Pride and Prejudice isn’t just Jane Austen’s most famous and popular novel. Of all her stories, it’s also the best suited to modern-dress adaptations, whether for page or screen.*
In my not-so-humble opinion, that’s because the plots of Austen’s other novels rely far more on cultural assumptions that have shifted radically. Why can’t Edward Ferrars break his engagement to Lucy Steele without dishonor? Why does Fanny Price object to amateur theatricals? What’s so scandalous about the secret engagement of Frank Churchill and Jane Fairfax?
It’s not that it’s impossible to update the crucial plot points of other Austen novels in ways that make sense in a world of greater sexual freedom, altered gendered roles, modern economic arrangements, and less exacting views of morality and obligation. But it’s difficult. It takes a degree of thoughtfulness and care that not every fanfic writer or screenwriter is prepared to apply.
Thus my. . . concern about the recent announcement of plans for A Modern Persuasion, a new indie film that purports to update Austen’s last completed novel to the world of corporate publicity in New York.

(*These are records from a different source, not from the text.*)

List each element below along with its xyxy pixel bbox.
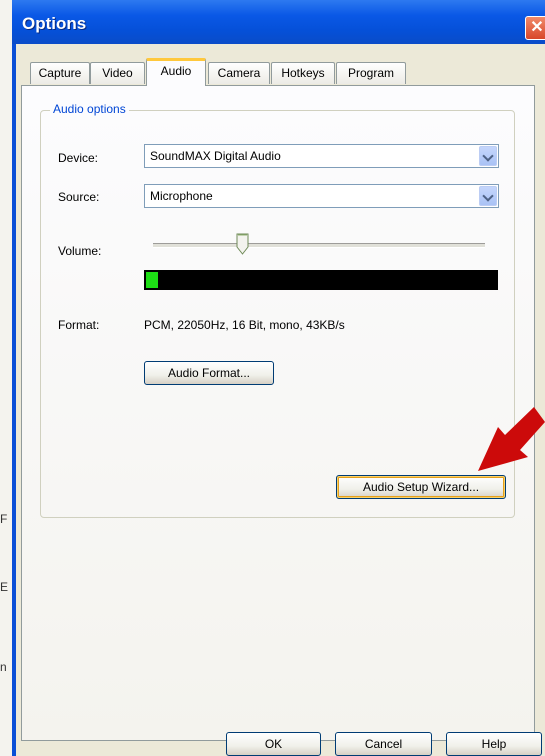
volume-slider-track[interactable] — [153, 243, 485, 248]
tab-camera[interactable]: Camera — [208, 62, 270, 84]
background-text: F — [0, 512, 8, 526]
window-title: Options — [22, 14, 87, 33]
audio-level-meter — [144, 270, 498, 290]
chevron-down-icon[interactable] — [479, 186, 497, 206]
device-value: SoundMAX Digital Audio — [150, 149, 281, 163]
format-value: PCM, 22050Hz, 16 Bit, mono, 43KB/s — [144, 318, 345, 332]
volume-label: Volume: — [58, 244, 102, 258]
audio-setup-wizard-button[interactable]: Audio Setup Wizard... — [336, 475, 506, 499]
volume-slider-thumb[interactable] — [236, 233, 249, 255]
device-label: Device: — [58, 151, 99, 165]
tab-program[interactable]: Program — [336, 62, 406, 84]
group-title: Audio options — [50, 102, 129, 116]
tab-audio[interactable]: Audio — [146, 58, 206, 86]
chevron-down-icon[interactable] — [479, 146, 497, 166]
options-dialog: Options ✕ Capture Video Audio Camera Hot… — [12, 0, 545, 756]
audio-level-fill — [146, 272, 158, 288]
background-text: n — [0, 660, 7, 674]
tab-strip: Capture Video Audio Camera Hotkeys Progr… — [16, 44, 545, 86]
source-value: Microphone — [150, 189, 213, 203]
source-dropdown[interactable]: Microphone — [144, 184, 499, 208]
title-bar[interactable]: Options ✕ — [12, 0, 545, 44]
tab-hotkeys[interactable]: Hotkeys — [271, 62, 335, 84]
cancel-button[interactable]: Cancel — [335, 732, 432, 756]
device-dropdown[interactable]: SoundMAX Digital Audio — [144, 144, 499, 168]
red-arrow-icon — [478, 407, 545, 471]
tab-video[interactable]: Video — [90, 62, 145, 84]
audio-format-button[interactable]: Audio Format... — [144, 361, 274, 385]
format-label: Format: — [58, 318, 100, 332]
tab-capture[interactable]: Capture — [30, 62, 90, 84]
audio-options-group — [40, 110, 515, 518]
help-button[interactable]: Help — [446, 732, 542, 756]
dialog-client-area: Capture Video Audio Camera Hotkeys Progr… — [16, 44, 545, 756]
background-text: E — [0, 580, 9, 594]
ok-button[interactable]: OK — [226, 732, 321, 756]
close-icon[interactable]: ✕ — [525, 16, 545, 40]
background-window-edge: F E n — [0, 0, 12, 756]
source-label: Source: — [58, 190, 100, 204]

Our heroine, to be played by Alicia Witt, is “a happily single and self-confessed workaholic who, after steadfastly rising to the top of the ladder. . . finds herself coming home every night to her cat,” according to Deadline Hollywood. Then her ex hires her company, and she must deal with her broken heart while learning and growing and all that jazz.
Yeah, I agree with you: So far, I’m not feeling a lot of Persuasion here, except for the old-flames-meet-again situation, which is hardly exclusive to Jane Austen. And there might be a reason for that lack of Persuasion-y flavor: The central issue in Austen’s plot – Anne Elliot’s decision, years earlier, to allow herself to be talked out of marrying the man she loved – is extraordinarily difficult to update to the modern world.
Lady Russell’s fears about Anne’s early marriage to a man with uncertain prospects make perfect sense for her time. They make virtually no sense in a world in which young women can get jobs of their own, count on reliable birth control, and collect life insurance and Social Security payouts on husbands who die while pursuing risky professions.
In a world like that, an Anne Elliot who caves in to Lady Russell-style persuasion comes across as either a snob or a doormat, and Austen’s Anne is neither of those. You can write the character that way for updating purposes, of course, but then you have to work harder to make her sympathetic and her regrets believable. The Persuasion updates I’ve read – off-hand, I can only think of perhaps half a dozen, compared to groaning shelves of P&P updadtes -- address this issue with mixed success.
So color me skeptical about the likely success of A Modern Persuasion. Not that my skepticism will keep me from buying a ticket, of course.
* Which isn’t to say that all those adaptations are top-notch. No, indeed. See under Unleashing Mr. Darcy.